General toxicity: Rats intramuscularly administered Comirnaty (receiving 3 full human doses once weekly, generating relatively higher levels in rats due to body weight differences) demonstrated some injection site oedema and erythema and increases in white blood cells (including basophils and eosinophils) consistent with an inflammatory response as well as vacuolation of portal hepatocytes without evidence of liver injury. All effects were reversible.
Genotoxicity/Carcinogenicity: Neither genotoxicity nor carcinogenicity studies were performed. The components of the vaccine (lipids and mRNA) are not expected to have genotoxic potential.

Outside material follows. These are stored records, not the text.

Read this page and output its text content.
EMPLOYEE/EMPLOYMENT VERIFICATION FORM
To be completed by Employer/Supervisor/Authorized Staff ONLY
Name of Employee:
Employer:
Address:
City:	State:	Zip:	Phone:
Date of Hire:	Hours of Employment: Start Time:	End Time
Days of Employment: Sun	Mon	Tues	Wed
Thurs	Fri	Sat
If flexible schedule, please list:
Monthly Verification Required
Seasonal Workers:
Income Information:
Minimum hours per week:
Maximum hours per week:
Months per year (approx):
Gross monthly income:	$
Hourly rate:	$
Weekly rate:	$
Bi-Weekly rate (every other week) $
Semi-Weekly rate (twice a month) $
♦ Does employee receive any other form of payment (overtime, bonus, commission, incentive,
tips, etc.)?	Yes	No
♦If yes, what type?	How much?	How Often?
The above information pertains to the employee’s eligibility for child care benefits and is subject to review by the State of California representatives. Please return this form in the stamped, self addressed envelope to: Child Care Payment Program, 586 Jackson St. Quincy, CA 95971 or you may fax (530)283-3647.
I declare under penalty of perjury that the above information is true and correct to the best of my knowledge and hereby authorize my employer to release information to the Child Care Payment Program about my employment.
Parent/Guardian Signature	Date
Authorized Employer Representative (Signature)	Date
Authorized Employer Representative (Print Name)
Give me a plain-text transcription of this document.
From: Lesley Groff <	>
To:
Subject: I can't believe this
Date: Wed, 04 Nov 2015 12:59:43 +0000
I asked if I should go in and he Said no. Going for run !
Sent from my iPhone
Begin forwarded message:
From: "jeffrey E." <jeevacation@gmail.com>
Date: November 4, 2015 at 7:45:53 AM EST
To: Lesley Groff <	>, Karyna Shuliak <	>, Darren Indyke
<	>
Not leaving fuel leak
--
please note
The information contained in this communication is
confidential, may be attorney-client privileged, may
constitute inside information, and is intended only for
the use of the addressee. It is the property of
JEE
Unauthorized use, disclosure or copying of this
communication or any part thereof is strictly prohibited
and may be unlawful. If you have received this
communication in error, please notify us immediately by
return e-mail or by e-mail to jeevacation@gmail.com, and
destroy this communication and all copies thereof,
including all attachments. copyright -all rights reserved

Reproductive toxicity: Reproductive and developmental toxicity were investigated in rats in a combined fertility and developmental toxicity study where female rats were intramuscularly administered Comirnaty prior to mating and during gestation (receiving 4 full human doses that generate relatively higher levels in rat due to body weight differences, spanning between pre-mating day 21 and gestational day 20). SARS-CoV-2 neutralising antibody responses were present in maternal animals from prior to mating to the end of the study on postnatal day 21 as well as in foetuses and offspring. There were no vaccine-related effects on female fertility, pregnancy, or embryo-foetal or offspring development. No Comirnaty data are available on vaccine placental transfer or excretion in milk.